Antisemitismus-Vorwurf, Sex und Langeweile - NRW-Piraten unter Druck
Land unter bei den Piraten in NRW. Mit Kommentaren im Internet bringt sich die junge Landtagsfraktion derzeit an mehreren Fronten unter Beschuss: Eine Piratin fällt mit anzüglichem Gezwitscher im Landtag auf. Ein Fraktionskollege empört mit Äußerungen über Israel.
Düsseldorf (dpa) - Ein Landtagsabgeordneter der Piraten in Nordrhein-Westfalen hat sich mit einer Twitter-Mitteilung zum Nahost- Konflikt Antisemitismus-Vorwürfe eingehandelt.

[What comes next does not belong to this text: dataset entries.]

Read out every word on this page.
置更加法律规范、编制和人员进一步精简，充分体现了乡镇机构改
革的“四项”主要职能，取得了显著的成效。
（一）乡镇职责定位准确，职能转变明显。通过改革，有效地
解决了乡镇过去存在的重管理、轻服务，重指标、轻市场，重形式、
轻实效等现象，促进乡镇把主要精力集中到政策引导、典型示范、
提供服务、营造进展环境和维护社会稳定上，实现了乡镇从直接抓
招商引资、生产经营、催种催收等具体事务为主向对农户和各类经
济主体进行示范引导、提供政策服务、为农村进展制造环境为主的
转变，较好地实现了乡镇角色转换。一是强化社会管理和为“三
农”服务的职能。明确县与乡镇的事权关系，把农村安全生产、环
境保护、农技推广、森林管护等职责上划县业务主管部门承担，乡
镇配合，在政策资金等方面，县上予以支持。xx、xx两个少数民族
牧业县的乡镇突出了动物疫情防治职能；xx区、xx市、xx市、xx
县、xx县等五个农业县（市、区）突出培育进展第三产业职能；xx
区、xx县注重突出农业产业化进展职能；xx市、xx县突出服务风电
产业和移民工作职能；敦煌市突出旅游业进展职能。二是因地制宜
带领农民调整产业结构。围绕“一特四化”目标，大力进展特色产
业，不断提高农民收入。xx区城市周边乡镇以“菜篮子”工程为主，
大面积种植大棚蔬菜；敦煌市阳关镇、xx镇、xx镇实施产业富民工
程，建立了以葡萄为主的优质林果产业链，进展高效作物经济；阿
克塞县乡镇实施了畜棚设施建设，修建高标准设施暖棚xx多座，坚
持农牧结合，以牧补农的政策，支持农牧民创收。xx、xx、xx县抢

Dietmar Schulz (52) hatte am Volkstrauertag im Kurznachrichtendienst Twitter geschrieben: „Grotesk: Gedenken der Opfer von Gewaltherrschaft und Krieg auf jüdischem Friedhof während Israel bombt was das Zeug hält.“ „Unerträglich“, befand Landtagspräsidentin Carina Gödecke (SPD) am Montag und forderte Konsequenzen. Auch der eigene Parteivorstand verlangte von dem Unternehmensberater und früheren Rechtsanwalt eine Entschuldigung und Korrektur seiner Äußerung.
Unter dem Druck von Partei und Öffentlichkeit folgte am Nachmittag der verlangte Rückzieher. In einer ausführlichen Erklärung räumte der Abgeordnete ein, Anlass zu „Missverständnissen“ und einer „nicht beabsichtigten Interpretationsmöglichkeit“ gegeben zu haben. Sollten sich Opfer oder Angehörige von Gewaltherrschaft deswegen verletzt fühlen, bedaure er dies zutiefst. Ebenso wie die Vorstände von Landtagsfraktion und Landespartei verwahrte er sich aber gegen Antisemitismus-Vorwürfe gegen die Piraten.
Am kommenden Mittwoch wird sich voraussichtlich auch der Ältestenrat des Parlaments mit dem Vorfall befassen. Dort steht das Thema Piraten und Twitter ohnehin auf der Tagesordnung. Anfang des Monats war Piratin Birgit Rydlewski mit anzüglichen Zwitschereien mitten aus der Landtagssitzung aufgefallen.
Schon früher hatte die 42-jährige Dortmunder Lehrerin via Twitter Einblicke in ihr Intimleben gegeben. In diesem Monat gab sie während des Plenums nicht nur sexuelle Anspielungen zum Besten, sondern stöhnte auch über Langeweile im Parlament. Politiker aus den anderen Fraktionen reagierten empört. Im Internet wurde die Frage nach ihrer Arbeitshaltung angesichts von rund 11 000 Euro Monatsbezügen aufgeworfen.
Landtagsfraktionschef Joachim Paul schafft es nicht, die 20 neuen Volksvertreter im Zaum zu halten. Ihre parlamentarische Geschäftsführerin, Monika Pieper, dachte bereits öffentlich darüber nach, ob die Fraktion überhaupt noch Sinn mache, wenn „ein lockerer Haufen“ mache, was er will. Das chaotische Bild kostet auch Rückhalt in der Wählerschaft: Waren die politischen Freibeuter noch im Mai mit 7,8 Prozent auf Anhieb ins NRW-Parlament gesprungen, kratzen sie derzeit in Umfragen nur noch an der Fünf-Prozent-Marke.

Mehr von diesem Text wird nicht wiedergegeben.